Zu "Nur noch für katholische Gottesdienste” in der Ausgabe vom 7. Mai, Seite 15, im Coburger Tageblatt:

Wieder ein Eigentor für unsere katholische Kirche! Dieses Mal kam der Torschuss nicht aus Rom, sondern von einem Pfarrer, dem anscheinend jegliches Gefühl für ein gedeihlich so notwendiges, gutes ökumenisches Klima im Coburger Land fehlt.

Da schließt doch der katholische Pfarrer von Seßlach künftig die Tore seiner Pfarrkirche zu, wenn evangelische Christen mangels eigener Möglichkeiten um Gastfreundschaft bitten, damit sie ihre Gottesdienste feiern können - und das auch nur einmal im Monat! Wie froh war ich in meiner Coburger Kaplanszeit unter dem weitherzigen Dekan Kaspar Lang, wenn ich in evangelischen Kirchen regelmäßig Gottesdienste feiern konnte, wie zum Beispiel in der evangelischen Schlosskapelle von Ahorn.

Wir Katholiken wurden damals nicht ausgesperrt, sondern von den evangelischen Mitbrüdern offen und ganz selbstverständlich willkommen geheißen! Haben sich die Zeiten in Bezug auf das ökumenische Klima wirklich wieder so zum Negativen entwickelt?

Ich kann den Ärger der Gläubigen auf beiden Seiten verstehen, der bis zu mir nach München durchgedrungen ist. In jedem Brief wurde das Verhalten des katholischen Pfarrers mit drastischen Worten kommentiert - und das mit Recht.

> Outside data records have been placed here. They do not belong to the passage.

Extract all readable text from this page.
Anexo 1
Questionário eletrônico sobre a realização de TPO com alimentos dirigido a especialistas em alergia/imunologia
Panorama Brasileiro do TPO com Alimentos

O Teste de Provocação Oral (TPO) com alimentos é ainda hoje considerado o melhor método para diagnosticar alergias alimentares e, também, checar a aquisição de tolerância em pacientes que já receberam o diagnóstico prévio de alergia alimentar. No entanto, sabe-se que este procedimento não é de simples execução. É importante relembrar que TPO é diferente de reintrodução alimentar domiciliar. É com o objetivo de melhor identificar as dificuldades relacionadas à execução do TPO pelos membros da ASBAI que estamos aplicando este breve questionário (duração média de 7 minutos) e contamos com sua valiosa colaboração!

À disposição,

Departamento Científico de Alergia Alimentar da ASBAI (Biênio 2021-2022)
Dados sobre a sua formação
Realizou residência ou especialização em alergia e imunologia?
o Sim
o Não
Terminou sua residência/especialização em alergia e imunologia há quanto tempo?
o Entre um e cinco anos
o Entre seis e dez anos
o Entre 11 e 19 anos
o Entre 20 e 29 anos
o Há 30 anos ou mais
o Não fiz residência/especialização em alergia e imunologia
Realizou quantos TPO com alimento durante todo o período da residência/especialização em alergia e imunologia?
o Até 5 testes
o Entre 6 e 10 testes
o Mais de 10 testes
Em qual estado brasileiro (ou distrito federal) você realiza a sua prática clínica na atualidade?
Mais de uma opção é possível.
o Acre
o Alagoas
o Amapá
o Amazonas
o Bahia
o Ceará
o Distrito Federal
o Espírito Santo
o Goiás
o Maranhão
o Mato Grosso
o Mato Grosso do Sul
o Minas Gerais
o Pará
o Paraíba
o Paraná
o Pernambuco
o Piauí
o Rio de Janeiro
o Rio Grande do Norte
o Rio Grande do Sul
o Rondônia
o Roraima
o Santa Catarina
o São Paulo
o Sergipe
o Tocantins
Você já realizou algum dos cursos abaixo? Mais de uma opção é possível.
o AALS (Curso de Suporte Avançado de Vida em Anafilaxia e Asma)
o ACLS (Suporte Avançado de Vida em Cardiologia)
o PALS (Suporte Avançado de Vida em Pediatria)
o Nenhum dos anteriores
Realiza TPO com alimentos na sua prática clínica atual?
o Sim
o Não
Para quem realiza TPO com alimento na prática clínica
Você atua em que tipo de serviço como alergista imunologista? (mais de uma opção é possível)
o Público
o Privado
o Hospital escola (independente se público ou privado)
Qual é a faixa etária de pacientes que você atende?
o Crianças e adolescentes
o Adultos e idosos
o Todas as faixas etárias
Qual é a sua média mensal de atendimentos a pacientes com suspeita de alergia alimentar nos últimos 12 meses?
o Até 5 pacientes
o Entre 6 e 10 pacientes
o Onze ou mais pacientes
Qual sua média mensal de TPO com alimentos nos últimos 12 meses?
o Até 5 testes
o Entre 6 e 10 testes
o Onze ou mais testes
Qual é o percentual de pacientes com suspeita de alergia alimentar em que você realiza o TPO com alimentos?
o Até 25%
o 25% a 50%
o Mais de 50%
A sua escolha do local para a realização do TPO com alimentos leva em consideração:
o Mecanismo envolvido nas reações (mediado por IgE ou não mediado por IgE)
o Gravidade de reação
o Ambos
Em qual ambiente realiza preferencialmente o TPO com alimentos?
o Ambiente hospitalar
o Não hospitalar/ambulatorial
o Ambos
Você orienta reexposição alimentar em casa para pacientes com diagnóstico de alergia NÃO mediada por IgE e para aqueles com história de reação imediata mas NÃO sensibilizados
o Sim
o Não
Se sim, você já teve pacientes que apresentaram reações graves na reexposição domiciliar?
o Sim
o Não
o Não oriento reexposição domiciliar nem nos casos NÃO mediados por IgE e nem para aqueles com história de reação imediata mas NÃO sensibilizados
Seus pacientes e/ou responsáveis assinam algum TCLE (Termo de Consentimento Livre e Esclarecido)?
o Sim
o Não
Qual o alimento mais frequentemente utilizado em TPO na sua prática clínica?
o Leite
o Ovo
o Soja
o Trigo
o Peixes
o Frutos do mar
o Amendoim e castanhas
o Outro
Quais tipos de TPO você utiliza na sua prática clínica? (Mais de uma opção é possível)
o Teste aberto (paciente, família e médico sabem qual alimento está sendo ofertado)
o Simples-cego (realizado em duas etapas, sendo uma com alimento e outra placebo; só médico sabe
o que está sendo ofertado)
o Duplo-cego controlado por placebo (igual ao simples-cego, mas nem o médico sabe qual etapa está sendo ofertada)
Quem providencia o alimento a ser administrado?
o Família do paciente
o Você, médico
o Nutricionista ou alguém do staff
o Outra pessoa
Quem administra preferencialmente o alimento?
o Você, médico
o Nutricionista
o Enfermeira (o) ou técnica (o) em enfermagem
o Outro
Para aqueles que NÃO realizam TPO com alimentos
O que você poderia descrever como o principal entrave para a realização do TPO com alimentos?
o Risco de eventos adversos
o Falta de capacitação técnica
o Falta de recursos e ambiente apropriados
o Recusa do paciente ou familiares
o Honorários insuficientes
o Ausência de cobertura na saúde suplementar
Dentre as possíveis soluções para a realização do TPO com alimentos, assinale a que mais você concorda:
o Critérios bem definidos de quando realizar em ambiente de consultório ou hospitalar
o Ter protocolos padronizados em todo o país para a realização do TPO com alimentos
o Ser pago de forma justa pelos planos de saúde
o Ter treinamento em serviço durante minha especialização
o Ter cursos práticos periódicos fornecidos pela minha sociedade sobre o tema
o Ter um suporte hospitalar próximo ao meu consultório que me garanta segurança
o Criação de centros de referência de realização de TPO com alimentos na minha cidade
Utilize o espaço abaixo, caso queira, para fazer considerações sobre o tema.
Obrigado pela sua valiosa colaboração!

Und dennoch kann die Reaktion auf solche Verbote nicht darin bestehen, aus der Kirche auszutreten, vielmehr ist hier "auftreten” der Gläubigen auf beiden Seiten das Gebot der Stunde!

Gelebte Ökumene ist in vielen Gemeinden des Coburger Landes eine Selbstverständlichkeit. Der Eindruck aus diesem Vorfall aber drängt sich auf, dass es immer Menschen geben wird, die Augen, Ohren und Herz für ein gutes Miteinander verschließen und den Weg lieber zurück ins kämpferische Mittelalter als in eine versöhnte Zukunft innerhalb der Konfessionen gehen möchten.